The lyrical persona reflects to their addressee the time they were kicked flay ‘up those gangally steps’, while the addressee’s infant wept. The reflection later on proceeds to the addressee’s aunt fixing them a ‘grubby meal’. Then, with almost zero warning, we hear of Sonny Liston’s jaw ‘stuck like glue to the canvas’.
In ‘RING AROUND POTOSI’ – ‘Very slowly sung and played’ – you get a low-fi style rock ballad, with, just to name two instruments, upright piano and Martin Six string acoustic guitar.
A young woman – race unspecified – sings a close ‘two part harmony’.
‘NORTH SIDE FUNDRAISER’ follows. Here LOVEITVIOLET has opted for the simulation of a ‘Classic big arena rock and soul sound of a live concert’. The singer is a middle-aged ‘black man with a strong, slightly deep and raspy, but full melodic ranged voice’. He’s backed by two black women whose age ranges we’re not given. Among the instruments available are drums and the electric guitar.
Like in a live performance, you have the singer say, ‘Throw your hand in the air… the other one clasp your neighbor’. It’s a lively song, instrumentally as well as lyrically: the lyrical person says there’s no word such as defeat in their dictionary.
There’s some cynicism in the song, and I’m always game for some lively cynicism: consumerism and Uncle Sam seem to be under attack here – you have to spare a thought for the two!

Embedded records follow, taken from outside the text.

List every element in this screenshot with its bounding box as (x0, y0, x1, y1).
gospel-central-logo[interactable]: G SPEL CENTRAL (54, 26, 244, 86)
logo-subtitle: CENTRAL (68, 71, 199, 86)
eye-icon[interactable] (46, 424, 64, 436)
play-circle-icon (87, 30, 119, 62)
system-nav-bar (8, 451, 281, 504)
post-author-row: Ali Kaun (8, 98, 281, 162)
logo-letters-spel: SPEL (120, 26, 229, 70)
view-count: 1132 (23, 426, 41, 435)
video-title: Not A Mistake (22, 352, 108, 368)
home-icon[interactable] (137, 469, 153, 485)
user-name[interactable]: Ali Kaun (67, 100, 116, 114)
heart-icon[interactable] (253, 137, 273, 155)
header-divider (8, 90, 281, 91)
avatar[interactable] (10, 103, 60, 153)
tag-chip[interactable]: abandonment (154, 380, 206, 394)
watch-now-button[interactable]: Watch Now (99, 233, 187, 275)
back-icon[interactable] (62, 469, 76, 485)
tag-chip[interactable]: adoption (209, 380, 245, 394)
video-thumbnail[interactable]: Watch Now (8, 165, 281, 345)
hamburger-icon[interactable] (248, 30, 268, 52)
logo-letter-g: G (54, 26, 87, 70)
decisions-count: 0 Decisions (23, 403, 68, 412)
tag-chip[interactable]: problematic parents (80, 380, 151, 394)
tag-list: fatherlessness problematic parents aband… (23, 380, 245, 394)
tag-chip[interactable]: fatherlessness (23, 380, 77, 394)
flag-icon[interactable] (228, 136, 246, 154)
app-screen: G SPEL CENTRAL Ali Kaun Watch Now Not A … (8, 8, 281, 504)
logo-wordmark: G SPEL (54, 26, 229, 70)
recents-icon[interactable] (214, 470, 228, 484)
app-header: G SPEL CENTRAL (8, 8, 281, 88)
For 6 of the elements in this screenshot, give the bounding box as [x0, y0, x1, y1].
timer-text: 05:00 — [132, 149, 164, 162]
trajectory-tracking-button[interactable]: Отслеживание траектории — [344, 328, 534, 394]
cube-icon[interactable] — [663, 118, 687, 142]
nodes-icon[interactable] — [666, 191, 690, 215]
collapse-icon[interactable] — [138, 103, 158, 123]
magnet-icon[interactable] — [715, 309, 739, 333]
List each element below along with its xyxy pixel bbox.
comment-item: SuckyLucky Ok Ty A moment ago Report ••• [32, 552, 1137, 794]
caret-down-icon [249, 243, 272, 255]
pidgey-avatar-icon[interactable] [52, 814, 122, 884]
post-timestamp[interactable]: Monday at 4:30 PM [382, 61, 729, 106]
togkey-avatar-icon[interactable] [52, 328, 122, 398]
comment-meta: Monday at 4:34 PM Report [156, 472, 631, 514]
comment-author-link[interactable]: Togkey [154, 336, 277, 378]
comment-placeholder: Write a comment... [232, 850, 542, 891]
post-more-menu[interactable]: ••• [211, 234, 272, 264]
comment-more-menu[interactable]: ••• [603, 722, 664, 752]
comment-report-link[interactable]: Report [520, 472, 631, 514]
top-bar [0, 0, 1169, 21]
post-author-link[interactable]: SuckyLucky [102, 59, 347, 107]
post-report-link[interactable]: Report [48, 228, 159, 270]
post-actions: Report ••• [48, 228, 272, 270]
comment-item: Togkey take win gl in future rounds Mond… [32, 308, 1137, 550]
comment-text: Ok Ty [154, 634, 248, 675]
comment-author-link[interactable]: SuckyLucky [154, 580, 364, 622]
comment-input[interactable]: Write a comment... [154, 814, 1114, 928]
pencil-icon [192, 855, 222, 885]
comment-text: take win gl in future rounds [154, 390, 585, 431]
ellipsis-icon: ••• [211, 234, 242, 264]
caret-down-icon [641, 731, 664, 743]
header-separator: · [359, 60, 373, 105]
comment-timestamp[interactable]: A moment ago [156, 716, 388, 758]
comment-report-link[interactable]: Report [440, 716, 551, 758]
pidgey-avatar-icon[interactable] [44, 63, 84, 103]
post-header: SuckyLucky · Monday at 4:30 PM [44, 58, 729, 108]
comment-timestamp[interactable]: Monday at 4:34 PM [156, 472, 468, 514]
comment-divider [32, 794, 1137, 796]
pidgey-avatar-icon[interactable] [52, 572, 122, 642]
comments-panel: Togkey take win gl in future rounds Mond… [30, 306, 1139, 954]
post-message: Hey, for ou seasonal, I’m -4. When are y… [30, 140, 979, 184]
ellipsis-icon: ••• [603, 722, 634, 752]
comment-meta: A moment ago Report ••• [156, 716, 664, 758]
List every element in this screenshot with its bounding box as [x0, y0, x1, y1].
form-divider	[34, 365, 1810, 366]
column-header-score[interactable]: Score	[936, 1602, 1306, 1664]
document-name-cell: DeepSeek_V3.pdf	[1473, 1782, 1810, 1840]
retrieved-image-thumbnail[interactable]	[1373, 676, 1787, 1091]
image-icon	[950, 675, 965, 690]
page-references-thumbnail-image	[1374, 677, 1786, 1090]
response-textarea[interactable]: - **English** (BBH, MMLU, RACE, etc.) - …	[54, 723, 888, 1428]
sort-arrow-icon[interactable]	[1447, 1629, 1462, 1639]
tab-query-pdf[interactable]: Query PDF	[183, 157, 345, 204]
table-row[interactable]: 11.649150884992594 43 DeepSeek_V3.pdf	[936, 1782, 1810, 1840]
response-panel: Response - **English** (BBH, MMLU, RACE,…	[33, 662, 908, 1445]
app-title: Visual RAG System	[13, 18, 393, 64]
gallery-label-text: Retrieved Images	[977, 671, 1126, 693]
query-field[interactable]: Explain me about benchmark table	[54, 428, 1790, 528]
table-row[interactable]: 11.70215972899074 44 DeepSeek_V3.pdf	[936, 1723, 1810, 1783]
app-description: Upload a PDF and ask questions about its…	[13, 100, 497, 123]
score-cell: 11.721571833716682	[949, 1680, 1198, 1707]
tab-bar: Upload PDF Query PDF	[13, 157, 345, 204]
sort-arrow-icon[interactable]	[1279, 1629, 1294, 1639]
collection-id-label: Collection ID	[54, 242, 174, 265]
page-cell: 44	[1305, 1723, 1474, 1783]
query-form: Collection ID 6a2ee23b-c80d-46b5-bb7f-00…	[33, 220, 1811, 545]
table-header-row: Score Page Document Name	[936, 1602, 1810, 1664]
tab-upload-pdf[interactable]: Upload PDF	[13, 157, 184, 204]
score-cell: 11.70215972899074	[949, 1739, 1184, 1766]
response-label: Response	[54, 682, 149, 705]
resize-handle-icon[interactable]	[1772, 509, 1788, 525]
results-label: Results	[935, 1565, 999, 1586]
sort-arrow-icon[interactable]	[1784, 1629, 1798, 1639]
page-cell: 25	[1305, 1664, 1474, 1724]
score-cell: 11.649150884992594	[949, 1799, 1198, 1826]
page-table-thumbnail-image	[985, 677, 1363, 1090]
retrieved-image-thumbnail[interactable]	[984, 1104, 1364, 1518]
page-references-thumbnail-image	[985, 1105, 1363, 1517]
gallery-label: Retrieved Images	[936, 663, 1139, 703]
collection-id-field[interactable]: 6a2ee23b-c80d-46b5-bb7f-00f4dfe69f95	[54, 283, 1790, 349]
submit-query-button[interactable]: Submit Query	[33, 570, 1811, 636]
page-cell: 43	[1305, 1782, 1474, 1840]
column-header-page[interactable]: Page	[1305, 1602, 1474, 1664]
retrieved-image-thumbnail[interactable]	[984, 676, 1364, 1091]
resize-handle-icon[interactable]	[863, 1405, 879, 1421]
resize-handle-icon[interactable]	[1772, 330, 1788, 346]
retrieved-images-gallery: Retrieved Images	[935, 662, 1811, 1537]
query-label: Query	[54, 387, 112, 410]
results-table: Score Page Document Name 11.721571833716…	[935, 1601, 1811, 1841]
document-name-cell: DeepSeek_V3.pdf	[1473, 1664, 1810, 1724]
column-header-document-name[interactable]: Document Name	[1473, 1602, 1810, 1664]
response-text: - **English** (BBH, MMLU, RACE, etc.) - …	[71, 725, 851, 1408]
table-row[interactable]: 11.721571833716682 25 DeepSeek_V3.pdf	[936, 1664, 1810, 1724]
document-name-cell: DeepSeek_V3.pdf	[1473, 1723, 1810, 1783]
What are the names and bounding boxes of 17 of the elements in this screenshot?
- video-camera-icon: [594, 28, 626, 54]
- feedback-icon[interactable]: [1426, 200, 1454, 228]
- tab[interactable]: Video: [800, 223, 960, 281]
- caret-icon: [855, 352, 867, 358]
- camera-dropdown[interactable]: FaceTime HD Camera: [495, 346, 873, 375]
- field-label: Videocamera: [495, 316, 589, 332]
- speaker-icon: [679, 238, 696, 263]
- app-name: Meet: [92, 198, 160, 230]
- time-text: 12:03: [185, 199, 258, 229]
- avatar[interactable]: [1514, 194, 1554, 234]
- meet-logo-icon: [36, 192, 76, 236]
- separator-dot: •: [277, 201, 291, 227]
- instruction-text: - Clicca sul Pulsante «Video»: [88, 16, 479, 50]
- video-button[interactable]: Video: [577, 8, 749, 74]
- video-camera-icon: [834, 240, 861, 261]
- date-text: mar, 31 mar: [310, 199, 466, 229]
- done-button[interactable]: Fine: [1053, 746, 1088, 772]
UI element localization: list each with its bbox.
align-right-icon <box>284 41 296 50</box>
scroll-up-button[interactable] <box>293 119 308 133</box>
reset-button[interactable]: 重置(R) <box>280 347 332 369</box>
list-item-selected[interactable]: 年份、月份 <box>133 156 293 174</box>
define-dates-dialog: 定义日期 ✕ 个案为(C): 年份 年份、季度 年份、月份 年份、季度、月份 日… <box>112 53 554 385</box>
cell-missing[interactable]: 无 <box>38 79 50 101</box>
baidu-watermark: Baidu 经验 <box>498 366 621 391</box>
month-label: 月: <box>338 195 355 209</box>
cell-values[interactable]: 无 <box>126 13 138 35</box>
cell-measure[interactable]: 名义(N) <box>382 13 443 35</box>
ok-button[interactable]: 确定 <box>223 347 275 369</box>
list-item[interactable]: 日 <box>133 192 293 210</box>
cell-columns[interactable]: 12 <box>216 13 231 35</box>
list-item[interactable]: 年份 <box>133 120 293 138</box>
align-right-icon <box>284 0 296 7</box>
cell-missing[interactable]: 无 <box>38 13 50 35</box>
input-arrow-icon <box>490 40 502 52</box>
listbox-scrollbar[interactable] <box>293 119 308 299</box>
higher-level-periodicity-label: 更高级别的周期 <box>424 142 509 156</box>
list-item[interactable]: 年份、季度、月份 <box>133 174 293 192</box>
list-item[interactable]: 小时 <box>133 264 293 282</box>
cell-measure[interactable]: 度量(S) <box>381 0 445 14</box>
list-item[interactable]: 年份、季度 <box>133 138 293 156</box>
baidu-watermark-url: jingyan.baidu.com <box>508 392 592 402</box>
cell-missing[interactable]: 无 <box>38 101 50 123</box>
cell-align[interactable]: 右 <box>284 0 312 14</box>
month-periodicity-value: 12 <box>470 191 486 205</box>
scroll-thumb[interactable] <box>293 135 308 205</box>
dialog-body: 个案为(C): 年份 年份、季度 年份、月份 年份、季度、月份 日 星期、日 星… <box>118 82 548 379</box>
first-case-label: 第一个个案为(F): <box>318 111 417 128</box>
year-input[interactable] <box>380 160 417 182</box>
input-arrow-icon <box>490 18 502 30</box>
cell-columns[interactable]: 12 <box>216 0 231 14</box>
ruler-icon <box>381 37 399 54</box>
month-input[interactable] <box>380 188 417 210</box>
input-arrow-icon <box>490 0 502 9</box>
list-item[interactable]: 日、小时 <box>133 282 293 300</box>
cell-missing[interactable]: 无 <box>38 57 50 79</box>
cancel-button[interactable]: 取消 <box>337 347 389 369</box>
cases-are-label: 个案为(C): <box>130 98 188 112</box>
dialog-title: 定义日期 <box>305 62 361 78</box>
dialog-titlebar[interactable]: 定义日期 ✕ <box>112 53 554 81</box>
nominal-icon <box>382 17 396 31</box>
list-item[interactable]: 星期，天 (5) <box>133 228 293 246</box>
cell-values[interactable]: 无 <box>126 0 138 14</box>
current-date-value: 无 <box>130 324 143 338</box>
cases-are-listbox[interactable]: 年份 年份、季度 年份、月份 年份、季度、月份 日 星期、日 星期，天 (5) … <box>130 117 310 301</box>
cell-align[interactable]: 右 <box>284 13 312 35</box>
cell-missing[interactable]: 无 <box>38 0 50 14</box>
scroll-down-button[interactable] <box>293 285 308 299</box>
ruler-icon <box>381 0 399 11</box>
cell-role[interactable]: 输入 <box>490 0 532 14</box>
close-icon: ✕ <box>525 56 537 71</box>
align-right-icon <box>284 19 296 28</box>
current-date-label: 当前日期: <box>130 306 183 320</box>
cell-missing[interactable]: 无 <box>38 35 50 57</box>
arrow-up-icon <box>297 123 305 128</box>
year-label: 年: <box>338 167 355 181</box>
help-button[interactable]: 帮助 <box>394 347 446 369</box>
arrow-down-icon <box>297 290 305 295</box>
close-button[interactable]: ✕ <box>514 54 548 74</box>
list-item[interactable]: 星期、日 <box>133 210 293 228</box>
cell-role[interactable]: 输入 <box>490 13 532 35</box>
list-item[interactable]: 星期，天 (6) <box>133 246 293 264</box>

The avant-garde phrase returns in ‘TROUBLES WITH MUGGLES’. The prompt asks for fusion electronic music ‘played fast tempo’. The lead singer is still a black male, but this time he’s seventy-years old.
Also, Black is a backup singer as well as the boys’ choir. In terms of instrumentation, you get a ‘noisy echoing electric blues guitar’, clarinet and Martin guitar, just to mention three.
This is an easy-going song – a kick and percussion song. The lady singer seems to be a serious mood, but the tempo speeds up when they lyrics speak of a new journal entry. We hear, ‘Today is… Oh six twenty twenty five’.
‘CELLOPHANE SUMMER 75’ is ‘Slow Rock song’ prompted to feature a ‘Thirty two year old white man with clear pure and strong, but gentle voice’. There is an undeniable charm to the gentle interplay between the vocals and the instrumentation. However, this softness is so pervasive that it eventually becomes cloying, bordering on a sense of sonic nausea.
According to the prompt, the man plays two instruments: acoustic guitar and harmonica, and is backed by a woman whose age range and race we’re not told.
Lyrically, it’s a song that harks back to the ‘summer of seventy five’, when ‘none of us drive cars but we claim we are all right tonight’. This lyric reminds me of ‘I Wish I Was A Punk Rocker’ by Sandi Thom. (The song harks back to seventy six, where the ‘head of state didn’t play guitar’ and ‘not everybody drove a car’.
The voice and instrumentation being gentle, the lyrics of ‘CELLOPHANE SUMMER 75’ see the lyrical persona comment that ‘the girls we could’ve treated gently, but we were so scared’ – a touching thing to say!
‘YOU KEEP II’ closes the album. The lead singer is again 32-years-old, White and from Patterson, New Jersey. His voice is deep and rich. It’s slightly ragged and quivers, but is ‘clear with wide vocal range’. He’s without backing and plays two instruments: a Martin guitar and harmonica.
Though not explicitly requested in the prompt, the track functions as a duet, with the male and female voices alternating parts throughout. This structure creates a compelling friction: while the lyrics lean into homily-style reflections, the tone is at times salty – you hear talk of ‘son of a bitch’, whereas there’s the mention of ‘sweet potato pie’.
SCORE/Good: There is much to love in the minimalism here, though its over-extension leads to a sense of sonic nausea.
Kudos are due for the multiracial exploration of Black and White artists, but this inclusivity feels incomplete without the representation of Asian musicians or other global cultures.
The lean nature of some of the prompts creates a vacuum, often leaving the identity of backing singers undefined. This raises a final, crucial question about the creative process: we know Suno generated the music, but did it also author the lyrics?